Ensinamento de Lama Padma Samten durante o Retiro de Verão 2015 no CEBB Caminho do Meio. Transcrição de Daniel Gisé.
“Eu acho a arte super útil. Não a usamos em todo o seu potencial. A arte simula tudo. Eu realmente gostaria de ter peças de teatro organizadas assim direitinho. Elas tem um poder de nos tocar, nos arrastar, um pouco como acontecia no teatro grego, que era um teatro de cura, não um teatro de espetáculo. Por meio daquilo as pessoas ficavam envolvidas no conteúdo e aqueles conteúdos internos se expressavam. Como aquilo tudo era uma apresentação, podíamos interpretar como algo terapêutico porque fazia aflorar esses conteúdos aflitivos. Eu acho isso super útil.
A apresentação da realidade já é arte, mas a gente não vê. Então podemos criar arte para ver que a apresentação das coisas é arte. Quando nós contemplamos a arte, aquilo que estamos olhando não é, mas é. Quando olhamos aquilo que pensamos que é, também não é. A diferença da realidade com relação à arte é que quando chegamos para ver uma exposição, nós já sabemos que não é, mas aquilo parece que é. Aqui é o contrário: eu chego achando que é, depois eu vejo que também não é. Isso é Maitreya [referindo-se ao Madhyāntavibhāga]: isso é; não é; e é.
Eu acho maravilhoso uma imagem feminina, jovem, linda, em pedra. Nada mais parecido com a realidade. É interessante, aquilo está em pedra. Como é que a gente acha bonito ou não acha bonito? Como é que a gente vê que tem uma graça feminina na pedra? Não está na pedra, pessoal! Não está na pedra!
Isso é um ponto super importante. No desenho, por exemplo, as pessoas estão fazendo isso há algum tempo: pegam uma pessoa, a desenham em diferentes posições, fazem uma animação e aquilo a representa super bem. As pessoas tem vários jeitos e gestos magnéticos, encantadores, e os artistas conseguem passar tudo isso para dentro do desenho. O próprio desenho se torna magnético e encantador. Como é que o desenho pode ser magnético e encantador? Vamos respeitar, pessoal! Aquilo ali é descaradamente um espelho que reflete a base da nossa mente! E nós pagamos para entrar no cinema, vemos aquilo tudo e em vez de converter em lucidez, convertemos em vedana: “Gostei, não gostei”. A gente não vê, aquilo está literalmente na cara. Os conteúdos internos estão aflorando e não vemos. Vemos pelo outro lado, vemos pelo gostar ou não gostar. O sétimo elo aparece, não aparece lucidez em momento algum.
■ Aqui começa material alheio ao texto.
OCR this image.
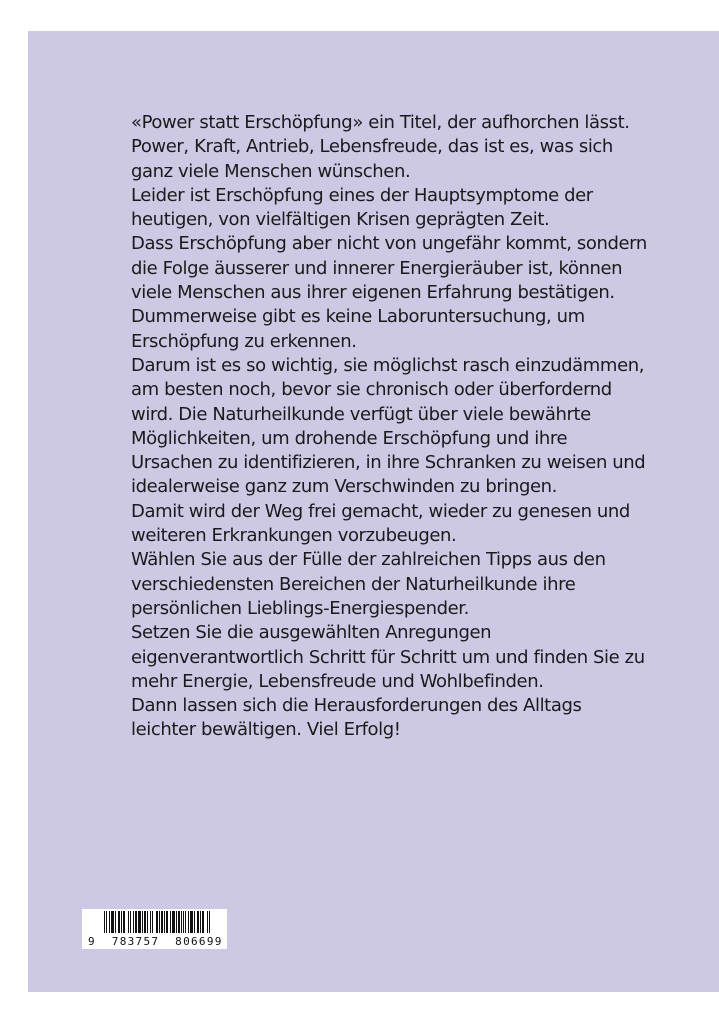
«Power statt Erschöpfung» ein Titel, der aufhorchen lässt. Power, Kraft, Antrieb, Lebensfreude, das ist es, was sich ganz viele Menschen wünschen.

Leider ist Erschöpfung eines der Hauptsymptome der heutigen, von vielfältigen Krisen geprägten Zeit.

Dass Erschöpfung aber nicht von ungefähr kommt, sondern die Folge äusserer und innerer Energieräuber ist, können viele Menschen aus ihrer eigenen Erfahrung bestätigen.

Dummerweise gibt es keine Laboruntersuchung, um Erschöpfung zu erkennen.

Darum ist es so wichtig, sie möglichst rasch einzudämmen, am besten noch, bevor sie chronisch oder überfordernd wird. Die Naturheilkunde verfügt über viele bewährte Möglichkeiten, um drohende Erschöpfung und ihre Ursachen zu identifizieren, in ihre Schranken zu weisen und idealerweise ganz zum Verschwinden zu bringen.

Damit wird der Weg frei gemacht, wieder zu genesen und weiteren Erkrankungen vorzubeugen.

Wählen Sie aus der Fülle der zahlreichen Tipps aus den verschiedensten Bereichen der Naturheilkunde ihre persönlichen Lieblings-Energiespender.

Setzen Sie die ausgewählten Anregungen eigenverantwortlich Schritt für Schritt um und finden Sie zu mehr Energie, Lebensfreude und Wohlbefinden.

Dann lassen sich die Herausforderungen des Alltags leichter bewältigen. Viel Erfolg!

9  783757  806699
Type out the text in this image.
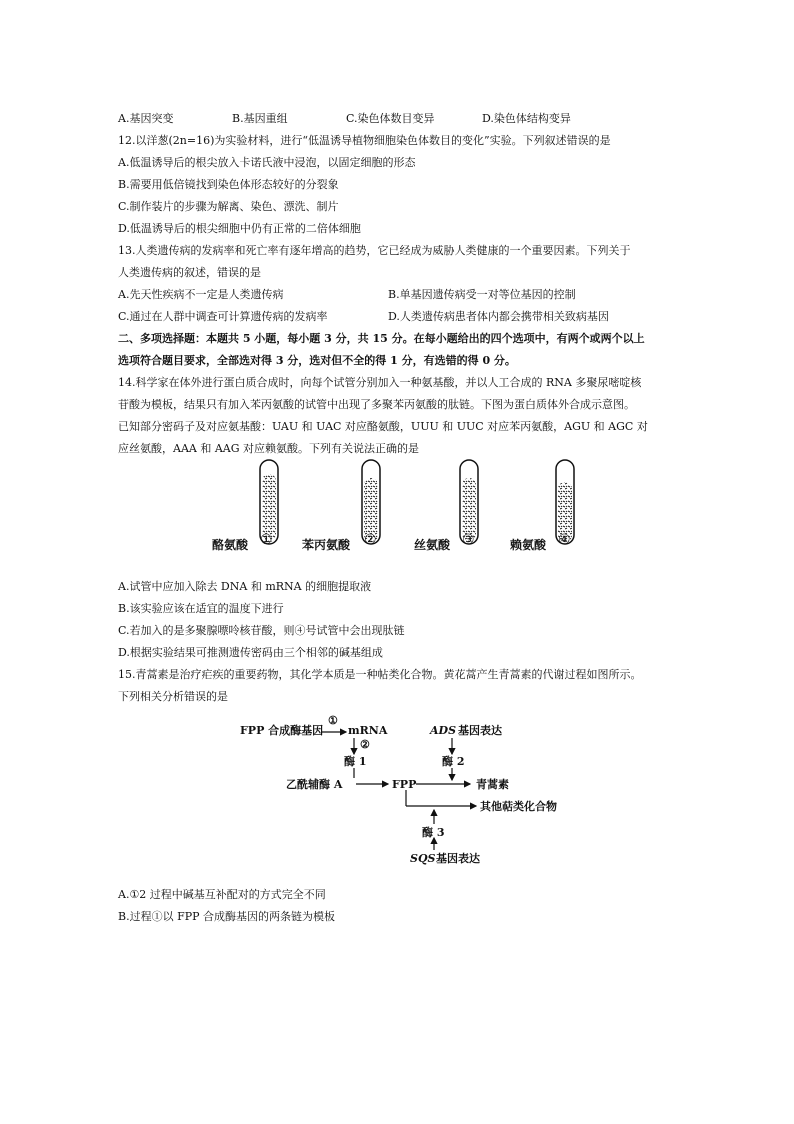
A.基因突变	B.基因重组	C.染色体数目变异	D.染色体结构变异
12.以洋葱(2n=16)为实验材料，进行“低温诱导植物细胞染色体数目的变化”实验。下列叙述错误的是
A.低温诱导后的根尖放入卡诺氏液中浸泡，以固定细胞的形态
B.需要用低倍镜找到染色体形态较好的分裂象
C.制作装片的步骤为解离、染色、漂洗、制片
D.低温诱导后的根尖细胞中仍有正常的二倍体细胞
13.人类遗传病的发病率和死亡率有逐年增高的趋势，它已经成为威胁人类健康的一个重要因素。下列关于
人类遗传病的叙述，错误的是
A.先天性疾病不一定是人类遗传病	B.单基因遗传病受一对等位基因的控制
C.通过在人群中调查可计算遗传病的发病率	D.人类遗传病患者体内都会携带相关致病基因
二、多项选择题：本题共 5 小题，每小题 3 分，共 15 分。在每小题给出的四个选项中，有两个或两个以上
选项符合题目要求，全部选对得 3 分，选对但不全的得 1 分，有选错的得 0 分。
14.科学家在体外进行蛋白质合成时，向每个试管分别加入一种氨基酸，并以人工合成的 RNA 多聚尿嘧啶核
苷酸为模板，结果只有加入苯丙氨酸的试管中出现了多聚苯丙氨酸的肽链。下图为蛋白质体外合成示意图。
已知部分密码子及对应氨基酸：UAU 和 UAC 对应酪氨酸，UUU 和 UUC 对应苯丙氨酸，AGU 和 AGC 对
应丝氨酸，AAA 和 AAG 对应赖氨酸。下列有关说法正确的是
酪氨酸 ① 苯丙氨酸 ②	丝氨酸 ③	赖氨酸 ④
A.试管中应加入除去 DNA 和 mRNA 的细胞提取液
B.该实验应该在适宜的温度下进行
C.若加入的是多聚腺嘌呤核苷酸，则④号试管中会出现肽链
D.根据实验结果可推测遗传密码由三个相邻的碱基组成
15.青蒿素是治疗疟疾的重要药物，其化学本质是一种帖类化合物。黄花蒿产生青蒿素的代谢过程如图所示。
下列相关分析错误的是
FPP 合成酶基因
①
mRNA
②
酶 1
ADS 基因表达
酶 2
乙酰辅酶 A	FPP	青蒿素
其他萜类化合物
酶 3
SQS 基因表达
A.①2 过程中碱基互补配对的方式完全不同
B.过程①以 FPP 合成酶基因的两条链为模板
Se tiver alguém parado em lótus olhando para filme, vão dizer: “Esse enlouqueceu!”. A pessoa sai do cinema, pergunta para o namorado: “E aí gostou?”. E ele: “Não se trata de gostar ou não gostar…”. Pronto, esse aí não serve. Chega a mamãe e pergunta: “E aí, seu namorado gostou?”; “Ele diz que isso está além de gostar ou não gostar”; “Olha, esse não serve pra casar”.
Aliás, isso aconteceu com o Buda. O futuro sogro se deu conta. Quando o Buda achou que ia casar com a Yasodhara e pediu, o pai dela disse: “Ele é muito abstrato, talvez não dê um bom marido”. Ele viu! O Sidarta teve que disputá-la no tranco, venceu os outros pretendentes em várias habilidades. Conseguiu enganar bem, né? Mas esse é um ponto. O Sidarta parava diante das coisas, o pai arando, abrindo a terra, primeira lavoura da estação, ele que era o rei, abrindo aquilo com um arado de ouro, em vez do Sidarta achar aquilo o máximo, ele ficava preocupado com os pássaros comendo os vermes que apareciam da terra. Nunca ia dar nada mesmo… Deu um mendigo! Interessante, né?
Então nós podemos olhar as coisas dentro de um aspecto condicionado ou podemos olhar tudo de forma profunda. É super sutil isso.”